Le 18 avril 2026, l’Iran a pris la décision de refermer le détroit d’Ormuz après une brève réouverture, une mesure qui renforce les tensions déjà palpables dans cette voie maritime stratégique. Le gouvernement iranien a justifié ce retournement en affirmant qu’il maintiendrait le contrôle sur le trafic maritime tant que les États-Unis poursuivraient leur blocus des ports iraniens. Cette situation a suscité des réactions importantes de la part du président américain, Donald Trump, qui a qualifié cette attitude de « chantage ».
EN BREF
- Le détroit d’Ormuz, rouvert temporairement, est de nouveau fermé par l’Iran.
- Donald Trump dénonce le « chantage » iranien, tout en évoquant des discussions constructives.
- Le conflit au Moyen-Orient continue de faire des milliers de victimes, notamment au Liban.
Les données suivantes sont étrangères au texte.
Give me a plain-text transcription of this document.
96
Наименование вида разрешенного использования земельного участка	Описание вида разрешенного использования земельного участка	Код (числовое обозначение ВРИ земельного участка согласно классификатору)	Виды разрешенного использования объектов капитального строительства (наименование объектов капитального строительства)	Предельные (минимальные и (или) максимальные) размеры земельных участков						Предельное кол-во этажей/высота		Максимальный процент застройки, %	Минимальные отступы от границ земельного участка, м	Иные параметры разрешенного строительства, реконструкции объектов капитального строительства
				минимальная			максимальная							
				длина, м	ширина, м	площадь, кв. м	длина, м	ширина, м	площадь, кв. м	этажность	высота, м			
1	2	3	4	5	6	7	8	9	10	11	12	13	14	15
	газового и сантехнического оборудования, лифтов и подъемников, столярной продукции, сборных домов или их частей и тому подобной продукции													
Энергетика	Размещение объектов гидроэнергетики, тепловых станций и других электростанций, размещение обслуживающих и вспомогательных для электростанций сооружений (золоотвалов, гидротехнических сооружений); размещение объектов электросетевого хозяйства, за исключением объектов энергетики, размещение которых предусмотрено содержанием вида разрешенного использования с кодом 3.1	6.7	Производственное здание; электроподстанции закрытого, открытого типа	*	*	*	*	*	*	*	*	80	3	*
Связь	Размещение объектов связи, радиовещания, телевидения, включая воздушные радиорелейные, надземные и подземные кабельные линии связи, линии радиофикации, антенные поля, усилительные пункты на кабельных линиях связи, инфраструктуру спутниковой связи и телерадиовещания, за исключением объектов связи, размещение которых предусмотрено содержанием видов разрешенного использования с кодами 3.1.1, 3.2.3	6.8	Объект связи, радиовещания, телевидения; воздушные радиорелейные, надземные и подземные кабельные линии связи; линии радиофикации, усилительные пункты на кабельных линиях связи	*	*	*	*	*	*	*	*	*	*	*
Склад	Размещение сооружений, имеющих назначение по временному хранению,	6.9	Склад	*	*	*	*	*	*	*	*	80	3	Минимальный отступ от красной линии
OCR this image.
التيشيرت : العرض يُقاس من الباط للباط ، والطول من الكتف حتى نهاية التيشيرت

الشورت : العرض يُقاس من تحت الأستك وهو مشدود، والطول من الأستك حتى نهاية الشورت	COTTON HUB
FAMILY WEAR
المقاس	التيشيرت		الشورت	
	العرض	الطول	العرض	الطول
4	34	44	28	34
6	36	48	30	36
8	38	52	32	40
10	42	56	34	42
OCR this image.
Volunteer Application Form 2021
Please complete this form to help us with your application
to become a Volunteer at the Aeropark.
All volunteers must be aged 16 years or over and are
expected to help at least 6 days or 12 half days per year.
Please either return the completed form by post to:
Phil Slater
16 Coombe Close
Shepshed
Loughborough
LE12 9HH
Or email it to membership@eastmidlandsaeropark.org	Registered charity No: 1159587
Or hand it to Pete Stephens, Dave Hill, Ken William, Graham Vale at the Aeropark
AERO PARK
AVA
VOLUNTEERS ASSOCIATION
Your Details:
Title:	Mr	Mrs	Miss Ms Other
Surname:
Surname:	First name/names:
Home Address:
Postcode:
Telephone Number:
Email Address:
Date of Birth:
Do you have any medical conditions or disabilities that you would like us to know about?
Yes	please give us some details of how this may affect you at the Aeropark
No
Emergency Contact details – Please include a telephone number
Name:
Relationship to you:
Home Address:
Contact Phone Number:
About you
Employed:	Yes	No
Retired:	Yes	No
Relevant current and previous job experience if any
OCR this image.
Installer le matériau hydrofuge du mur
Cette fermeture du détroit d’Ormuz coïncide avec une période de négociations diplomatiques visant à mettre fin à la guerre au Moyen-Orient. Le cessez-le-feu de deux semaines, en vigueur depuis le 8 avril, touche à sa fin, et les tensions entre l’Iran et les États-Unis restent vives. L’annonce de la réouverture partielle du détroit, qui avait temporairement redonné un coup de fouet aux marchés financiers, semble désormais être un souvenir lointain.
Le président Trump a exprimé son mécontentement face à cette situation, déclarant que les manœuvres iraniennes relevaient d’un jeu de « malins ». Néanmoins, il a également rapporté des discussions « très bonnes » en cours pour parvenir à une cessation durable des hostilités. Cette ambivalence souligne la complexité des relations entre les deux pays, qui n’ont pas réussi à trouver un terrain d’entente lors des récents pourparlers à Islamabad.
Mohammad Bagher Ghalibaf, président du parlement iranien, a évoqué des « progrès » dans les négociations, tout en précisant que les deux parties étaient encore « loin » d’un accord final. Le Conseil suprême de sécurité nationale iranien a annoncé qu’il examinait de nouvelles propositions de Washington, tout en promettant de ne faire « aucun compromis ».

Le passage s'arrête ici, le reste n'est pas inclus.